Rachel Lauden, Cuisine and Empire Introduction and Chapter 6, "Christian Cuisine"

  • 100-400 c.e. --
  • Early Christian "communions" were simple communal meals, often in homes. Not unique to small sects. Separation of food rituals from Romans - don't eat meat sacrificed to Rome.
  • Bread as metaphor for Christian community (read p. 168).
  • Separation from Judaic food rituals - blood not prohibited, pork ok. Focus on humble low meat cuisines. Meat as luxury. Avoid alcohol and sweets. Fasts on Wednesday and Friday. Ascetic communities tried raw food diets. Cooking thought to be connected to passions. Early Christian take on some elements of Stoic thought, also about food.
  • Garum, a fish sauce prized in Roman times, prohibited as it was thought to change cold and wet humors of fish to hot and dry, stimulating passions.
  • 350 - 1450 c.e. --
  • Constantine's toleration of Christianity in 313. Shift to Constantinople and Byzantine Church as Western Empire falls apart.

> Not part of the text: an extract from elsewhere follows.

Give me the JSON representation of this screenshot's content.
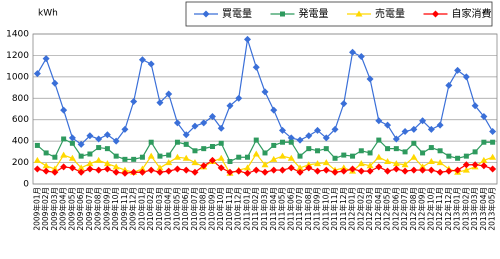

Christianity becomes official religion of Eastern empire. Byzantine court cuisine closer to Hellenistic cuisine of Eastern empire.
  • Laws ending sacrifice.
  • No meat or dairy on half the days of the year. Influence of Galen's "Humoral eating theory"

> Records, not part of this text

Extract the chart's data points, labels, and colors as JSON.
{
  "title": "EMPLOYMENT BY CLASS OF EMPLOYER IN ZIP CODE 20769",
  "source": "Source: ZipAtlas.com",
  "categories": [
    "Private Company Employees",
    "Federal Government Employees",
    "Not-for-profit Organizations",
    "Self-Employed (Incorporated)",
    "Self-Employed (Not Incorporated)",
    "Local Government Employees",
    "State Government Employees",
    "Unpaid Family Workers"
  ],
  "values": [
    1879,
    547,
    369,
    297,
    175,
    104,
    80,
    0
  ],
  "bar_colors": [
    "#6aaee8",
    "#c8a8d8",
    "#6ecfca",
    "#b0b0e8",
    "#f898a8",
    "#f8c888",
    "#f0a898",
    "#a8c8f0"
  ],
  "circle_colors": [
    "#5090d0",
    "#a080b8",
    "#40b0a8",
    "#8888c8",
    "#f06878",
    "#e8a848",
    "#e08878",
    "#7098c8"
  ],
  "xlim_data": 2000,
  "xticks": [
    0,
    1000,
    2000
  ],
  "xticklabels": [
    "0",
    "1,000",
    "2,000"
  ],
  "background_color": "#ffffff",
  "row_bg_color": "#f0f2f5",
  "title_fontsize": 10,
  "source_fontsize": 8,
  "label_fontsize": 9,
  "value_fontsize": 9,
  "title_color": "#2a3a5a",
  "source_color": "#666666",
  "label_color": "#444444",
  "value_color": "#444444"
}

  • Expansion of Christianity into slavic lands. Interesting note on apparent "summit" in Kiev
  • 1100-1500 c.e. --
  • Increase in wealth in Europe led to pan-European Catholic high cuisine. Nobility of Europe increasing an intermarried network. Nobles travelled with cooks and cookbooks. Catholic monastic orders like Cistercians operated across Europe, maintained food and culinary traditions of Catholic cuisine.
  • Theory of Christian culinary cosmos developed as reconquest of Arab domination of Europe led to recovery of Galen and theory of humoral eating. Also, Islamic cuisine influences: sugar, marzipan, almonds, eggplant (caponata), oranges "syrup," "sherbert," "candy" have arabic derivations. Disgression on the famous "La Pasticceria Maria Grammatico, Erice, Sicily" [4]
  • Odd feature of high Catholic cuisine - use of disguise and fantasy. Sieves molds to shape foods into other shapes Read at 179. Development of sauces using blood distinguished Catholic cuisine from islamic and jewish. Meanwhile, humble cuisines varied by region and available grains, meats from small animals and birds more than cows and pigs.
  • Technology - Promoted also by monasteries, mills became more prevalent. Big change in household food labor equation: An hour on the "rotary quern" a day for a family of five. Salted and dried fish (cod) come in from the north. (Still common in European food stores, not so much American.) Rotary Quern images
  • 1450-1650 c.e. -- Global Expansion of Catholic Cuisine, esp of Iberian Peninsula.
  • [Side note on Alfred Crosby, The Columbian Exchange [5]]
  • Spanish and Portuguese exploration and conquest: Cuba, Mexico, Aztecs, Phillipines. Jesuits to the East: Goa, China, Japan.
  • Early global food industries run by Jesuits and order of nuns. Jesuits: sugar, cacao, and mate' from Americas. Nuns operated plantations in Peru, Mexico, Manilla, Macao, Guatemala, ...
  • Jesuits operated major cacao plantations in Guatemala and the Amazon, shipping to their operations in Spain, Italy, and S.E. Asia. Played a major role in the technology transfer of chocolate making to Europe.
  • European encounter with first peoples and religions of Americas sharpened differences of culinary cosmos. Some human sacrifice, unfamiliar foods: insects, bats, spikers, worms...
  • Catholics in Asia - Jesuits in Goa, India. More exchange, intermarriage, curries and sauces,
  • Importance of technology: Story of Maize processing. Mesoamericans understood how to treat maize with alkali (nixtamalization). Brings out vitamins like B3. Lack of this technology in southern Italy and the American south led to pellagra outbreaks (lack of B3).
  • 1650 and beyond
  • Emergence of Modern cuisines as European nobility decline, Protestantism changes view of culinary cosmos. Modern cuisine emerges in growth of capitalism and secular power. National cuisines emerge with nation states.